KP issue: Will there be a change of mind?

There might be a possibility that sometime in the near future Kevin Pietersen will be forgiven ("reintegrated into cricket" was the way Andrew Strauss, the England team’s managing director phrased it) and ready to provide us all with the entertainment we have missed since he was consigned to the outer darkness.

Kevin Pietersen... a recall in the offing?   -  Getty Images

I doubt if there is any ordinary fan, any sports writer, or any casual onlooker at the Test game who does not want Kevin Pietersen back in action.

Well, I have good news for all of you. There is a move afoot to bring the most famous outlaw in cricket back within cricket’s embrace.

Who says so? Why Andrew Strauss, once a considerable England captain and now the team’s managing director and clearly more than a safe pair of hands. He is the man who told KP “we no longer trust you.”

With that brutal verdict Pietersen was sent into the outer wilderness and, apart from a couple of lucrative T20 matches has hardly been seen since.

I felt a wind of change must be blowing a few weeks ago when KP said he felt his sentence of perpetual dismissal from the game has been justified. He gave England’s Ashes victory as an example of what had been achieved without his runs, his towering presence and his big shots.

What has caused the change of mind I cannot tell you but I have no doubt it will happen and my hope is that it will come about by next season. (It maybe in time for the England tour of South Africa but don’t rely on that. It’s too soon and ECB and their allies don’t like to be rushed. No, next summer will be early enough, maybe after defeat in the heat in the desert sands and at the hands of those ruthless South Africans means there will be calls for change and a welcome for a man as uninhibitedly talented as KP.)

Strauss, who appears to be an official with a brain, chose to drop his hint at an obscure lunch — which honoured the quiet achievers of the amateur, local game — when, rather than make a speech, he submitted to a question and answer session.

A friend of mine witnessed the Q&A — conducted by the broadcaster Jon Agnew — and as someone who is savvy about the ways of such events could not help wondering what was going on.

Let’s just leave it at that. The secret is out and exactly why it was delivered in this obscure way — apart from Agnew there was not much in the way of media to interpret Strauss’s hint — and now, several days later, that seems to have gone straight through to the ’keeper.

So it is still pretty much a secret. Only Strauss, Agnew, you all and I have a clue that sometime in the near future KP will be forgiven (“reintegrated into cricket” was the way Strauss phrased it) and ready to provide us all with the entertainment we have missed since he was consigned to the outer darkness.

It is the best news we have had this winter and I bet it must be the most important news we get before the game comes back to life in the spring.

If — and maybe I ought to say when — our Kevin comes back to Test cricket he may even find it difficult to force his way back into the England side.

The performance in Abu Dhabi was so breathtaking that it comes close to defying description.

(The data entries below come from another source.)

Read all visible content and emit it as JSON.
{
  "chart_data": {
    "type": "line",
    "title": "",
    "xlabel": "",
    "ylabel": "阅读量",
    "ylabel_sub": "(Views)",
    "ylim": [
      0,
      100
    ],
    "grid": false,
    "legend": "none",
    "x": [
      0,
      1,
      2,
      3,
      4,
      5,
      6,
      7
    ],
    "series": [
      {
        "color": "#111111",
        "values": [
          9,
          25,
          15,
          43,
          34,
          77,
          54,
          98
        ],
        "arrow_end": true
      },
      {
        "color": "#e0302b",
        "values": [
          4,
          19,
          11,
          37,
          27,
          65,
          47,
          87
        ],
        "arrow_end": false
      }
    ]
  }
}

I have rarely seen a pitch which lacked life to the same degree as that monster and I would not have blamed any side which threw their hands in the air and declined to make a fight of the last three days.

Instead England, led by the magnificent Alastair Cook, battled on. He set a whole bunch of records by batting for three days — third longest innings in a Test by anyone, and a record for an English cricketer and of course he already has 28 centuries — and as I mentioned recently he is an improving captain.

I am sorry I ever suggested that he might not be greater than Brearley and Illingworth, Close and Vaughan. Cook had enough common sense to stay in the pavilion when quick runs were needed in the second innings and he kept the Pakistan batsmen under control when they threatened to score nearer 1,000 runs than 500.

He is also a special guy in that he retires to the flat lands of Bedfordshire when he gets time away from cricket and works very happily on the farm belonging to his in-laws. Bedfordshire is far from exciting. I lived there for 10 years and although the people are generous and helpful and the landscape is bonny, it is a county only suitable for hiding when life gets tough. It is, I guess, why Cook thinks it the right place to escape from the toils and troubles of big cricket.

I have a picture at the top of my stairs — I now live in Cambridgeshire which is just as flat and twice as tedious — of W. G. Grace who spent most of his life in cricket but also loved to get out of the limelight from time to time. He chose Bedfordshire occasionally.

The county must really have something although I never found exactly what. Perhaps it might suit KP in those times when the rush of publicity, the pressures of the job and the crowds of autograph hunters get too much to deal with and it is, I am assured, the ideal place to bring up a family.

It could also be the place where Cook retains his wish to fight for England for another 10 years. Yes, please. That would be a blessing.